I corridori l'hanno scelto come presidente dell'ACCPI solo perché sono convinti che quell'associazione non serva a niente. E infatti non serve a niente: le conquiste fatte dalla categoria sono giunte per altre vie. Il comunicato emesso ieri dall'associazione, poi, è realmente risibile: si chiede, Colombo, chi risarcirà ora Ivan per il danno subìto. Ma come, se lo chiede pure? Non è capace di rispondersi da solo? Non sa con chi deve prendersela? O si limita a fingere di non dover guardare ad Aigle, sede dell'Uci? Risponda piuttosto a questo: cosa ha fatto l'ACCPI in questi mesi per salvaguardare l'immagine di Basso e del ciclismo? Cosa pensa di fare, in concreto, a questo punto? Risposta facile: NIENTE.

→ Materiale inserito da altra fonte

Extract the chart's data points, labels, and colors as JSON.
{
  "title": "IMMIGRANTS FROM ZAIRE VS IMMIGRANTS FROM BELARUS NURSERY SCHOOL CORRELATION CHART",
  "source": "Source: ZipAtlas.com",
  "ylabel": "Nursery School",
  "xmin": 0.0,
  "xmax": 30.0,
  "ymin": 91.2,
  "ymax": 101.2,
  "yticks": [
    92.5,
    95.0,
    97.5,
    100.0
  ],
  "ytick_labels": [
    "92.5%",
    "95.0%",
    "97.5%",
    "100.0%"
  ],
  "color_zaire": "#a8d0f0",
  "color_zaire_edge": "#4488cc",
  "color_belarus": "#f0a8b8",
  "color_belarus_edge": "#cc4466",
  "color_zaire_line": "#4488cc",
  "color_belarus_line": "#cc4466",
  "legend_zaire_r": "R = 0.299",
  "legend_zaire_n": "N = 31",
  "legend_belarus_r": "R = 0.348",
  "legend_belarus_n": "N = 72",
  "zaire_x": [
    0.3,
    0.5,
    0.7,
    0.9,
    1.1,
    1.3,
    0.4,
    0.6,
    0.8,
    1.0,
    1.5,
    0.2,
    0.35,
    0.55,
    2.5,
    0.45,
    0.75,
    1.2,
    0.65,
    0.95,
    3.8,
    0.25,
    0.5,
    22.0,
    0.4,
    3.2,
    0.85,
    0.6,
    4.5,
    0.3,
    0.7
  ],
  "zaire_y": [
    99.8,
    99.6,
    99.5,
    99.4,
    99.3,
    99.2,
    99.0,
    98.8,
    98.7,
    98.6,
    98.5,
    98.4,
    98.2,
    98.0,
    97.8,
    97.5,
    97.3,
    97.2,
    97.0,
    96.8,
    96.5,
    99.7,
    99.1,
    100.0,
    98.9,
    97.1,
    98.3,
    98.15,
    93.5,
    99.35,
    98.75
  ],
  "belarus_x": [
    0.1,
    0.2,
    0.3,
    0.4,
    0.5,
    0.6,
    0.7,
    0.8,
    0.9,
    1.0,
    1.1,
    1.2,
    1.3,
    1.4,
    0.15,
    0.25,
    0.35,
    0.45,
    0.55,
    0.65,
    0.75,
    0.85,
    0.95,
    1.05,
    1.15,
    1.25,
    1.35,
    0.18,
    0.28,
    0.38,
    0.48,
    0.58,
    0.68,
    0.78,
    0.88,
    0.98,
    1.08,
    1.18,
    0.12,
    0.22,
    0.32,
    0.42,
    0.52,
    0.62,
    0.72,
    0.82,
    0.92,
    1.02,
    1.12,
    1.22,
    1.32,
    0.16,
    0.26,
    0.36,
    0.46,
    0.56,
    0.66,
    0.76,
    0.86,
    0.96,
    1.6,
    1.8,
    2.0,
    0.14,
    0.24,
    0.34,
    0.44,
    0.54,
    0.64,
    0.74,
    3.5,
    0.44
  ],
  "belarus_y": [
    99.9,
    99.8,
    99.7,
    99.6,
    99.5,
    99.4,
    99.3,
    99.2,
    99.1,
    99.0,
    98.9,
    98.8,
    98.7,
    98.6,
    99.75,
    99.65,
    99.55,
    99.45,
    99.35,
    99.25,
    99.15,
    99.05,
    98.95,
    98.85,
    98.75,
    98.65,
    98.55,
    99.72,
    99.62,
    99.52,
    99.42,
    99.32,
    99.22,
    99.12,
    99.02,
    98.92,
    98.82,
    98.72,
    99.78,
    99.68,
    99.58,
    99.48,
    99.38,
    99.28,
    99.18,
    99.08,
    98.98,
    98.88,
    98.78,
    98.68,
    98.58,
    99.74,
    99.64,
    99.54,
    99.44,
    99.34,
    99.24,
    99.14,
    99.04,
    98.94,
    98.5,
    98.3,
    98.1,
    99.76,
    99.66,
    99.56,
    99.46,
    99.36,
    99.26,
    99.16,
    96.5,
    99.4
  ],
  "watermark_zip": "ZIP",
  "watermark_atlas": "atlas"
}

A casa anche Francesco Moser: guida il sindacato europeo, ma la cosa più sensata che è riuscito a dire in questi mesi turbolenti è stata un'invocazione al doping libero, che se da una parte ha il merito di aver dato voce a una parte (consistente?) del gruppo, dall'altra è inaccettabile da uno che occupa quel posto nel ciclismo (e nella sua storia).
Riusciamo a far funzionare questi benedetti sindacati? Dobbiamo riuscirci, è un passaggio chiave nel mutamento del ciclismo verso più lindi lidi. Occorre compattezza da parte dei corridori, perché oggi come oggi sono schiacciati da interessi più grandi di loro, e in alcuni casi vengono stritolati. E solo raggiungendo una parità di dignità con le altre parti, con l'Uci, con gli organizzatori, con le squadre, potranno mettere in tavola regole giuste. Che facciamo, ci crediamo?